= Ohio Valley Hospital =

Not-for-profit hospital in Kennedy Township, Pennsylvania

Ohio Valley Hospital, also known as Heritage Valley Kennedy from 2019 to 2025, is a defunct not-for-profit hospital in Kennedy Township, Allegheny County, Pennsylvania, United States. Located near McKees Rocks, the hospital was a 124-bed facility that served Pittsburgh's western suburbs. It opened in the 1890s and closed in 2025. The hospital included a nursing school operated in conjunction with California University of Pennsylvania, and a radiography school in conjunction with La Roche College. It also had a wound care center, a pain treatment center, a senior living community, and a cataract and eye care center.

==History==
The hospital was founded in the 1890s as McKees Rocks General Hospital by Samuel McCune Black, a doctor who owned it for a few years before transferring it to a public association in 1902. Annabell McAnulty was the first nurse to graduate from the nursing program in 1904.

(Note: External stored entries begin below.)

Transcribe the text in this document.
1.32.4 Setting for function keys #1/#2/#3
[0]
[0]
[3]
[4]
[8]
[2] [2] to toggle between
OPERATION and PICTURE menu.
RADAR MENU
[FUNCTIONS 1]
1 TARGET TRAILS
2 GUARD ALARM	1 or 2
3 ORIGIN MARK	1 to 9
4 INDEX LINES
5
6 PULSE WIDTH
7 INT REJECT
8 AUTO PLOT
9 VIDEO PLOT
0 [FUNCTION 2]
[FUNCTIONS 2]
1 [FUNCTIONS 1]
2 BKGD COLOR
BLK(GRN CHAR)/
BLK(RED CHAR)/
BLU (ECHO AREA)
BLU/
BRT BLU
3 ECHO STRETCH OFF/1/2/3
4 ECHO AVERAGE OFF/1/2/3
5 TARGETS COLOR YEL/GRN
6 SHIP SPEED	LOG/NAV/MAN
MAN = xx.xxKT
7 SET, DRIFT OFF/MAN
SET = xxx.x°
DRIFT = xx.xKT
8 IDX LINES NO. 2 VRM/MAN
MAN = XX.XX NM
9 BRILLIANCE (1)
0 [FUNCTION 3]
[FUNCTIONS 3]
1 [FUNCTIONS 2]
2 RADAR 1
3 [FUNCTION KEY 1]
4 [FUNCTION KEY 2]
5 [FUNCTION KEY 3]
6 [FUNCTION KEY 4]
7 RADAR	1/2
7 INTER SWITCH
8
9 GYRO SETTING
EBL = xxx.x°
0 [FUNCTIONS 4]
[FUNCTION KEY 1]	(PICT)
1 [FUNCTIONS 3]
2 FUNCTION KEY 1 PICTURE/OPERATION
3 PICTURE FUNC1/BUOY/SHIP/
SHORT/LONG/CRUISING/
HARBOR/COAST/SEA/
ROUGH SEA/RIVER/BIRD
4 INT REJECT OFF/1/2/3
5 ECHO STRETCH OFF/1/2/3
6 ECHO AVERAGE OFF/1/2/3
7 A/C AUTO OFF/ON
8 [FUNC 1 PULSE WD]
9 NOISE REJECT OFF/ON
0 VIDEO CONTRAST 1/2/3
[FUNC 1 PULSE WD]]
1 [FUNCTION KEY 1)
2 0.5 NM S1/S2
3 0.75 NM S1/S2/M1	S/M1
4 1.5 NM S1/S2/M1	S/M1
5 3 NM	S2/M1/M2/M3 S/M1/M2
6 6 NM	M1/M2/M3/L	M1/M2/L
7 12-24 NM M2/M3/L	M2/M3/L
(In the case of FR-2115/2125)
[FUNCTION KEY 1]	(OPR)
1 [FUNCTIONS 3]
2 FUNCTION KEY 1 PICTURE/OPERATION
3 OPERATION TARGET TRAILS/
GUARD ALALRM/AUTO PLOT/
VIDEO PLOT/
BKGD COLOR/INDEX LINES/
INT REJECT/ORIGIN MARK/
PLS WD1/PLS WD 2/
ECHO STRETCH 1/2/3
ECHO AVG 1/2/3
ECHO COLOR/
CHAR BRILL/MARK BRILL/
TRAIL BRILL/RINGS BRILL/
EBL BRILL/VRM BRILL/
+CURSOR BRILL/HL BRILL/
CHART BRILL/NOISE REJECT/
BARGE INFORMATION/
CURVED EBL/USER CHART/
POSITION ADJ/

The hospital officially became known as Ohio Valley General Hospital in 1906, when it was located in Norwood, a neighborhood of Stowe Township, Pennsylvania. In 1930, the Sisters of the Holy Family of Nazareth, took over management of the hospital, keeping it a non-sectarian, community hospital.

Ohio Valley Hospital moved to its current location, the former Heckel farm in Kennedy Township, in 1949. Its School of Nursing expanded there in 1959, and its School of Radiography formed in 1963. The hospital's Medical Office Building opened in 1988. Its campus expanded to include a Wound Care Center, Pain Treatment Center, and senior living facilities in 2000. In 2014, the hospital rebranded from Ohio Valley General Hospital to simply Ohio Valley Hospital. Ohio Valley Hospital was also an owner of Northwest EMS Ambulance Service.

As of 2019, Ohio Valley Hospital was a subsidiary of Heritage Valley Health System. On October 11, 2019, Heritage Valley Health System formally announced that Ohio Valley Hospital was renamed to Heritage Valley Kennedy as part of the hospital's integration into the health system.

On April 11, 2025, it was announced that the hospital would shut down, with the exception of the Medical Office Building. Main services such as ER, Inpatient Behavioral Health, Outpatient Surgery and Rehabilitation would be transferred to neighboring Heritage Valley locations. The School of Nursing was also affected by this closure. The hospital closed June 30, 2025.

==School of Nursing==
The Ohio Valley Hospital School of Nursing offered a 20-month, 27 college credit, and 45 nursing credit program. The program included clinical experiences in other local hospitals.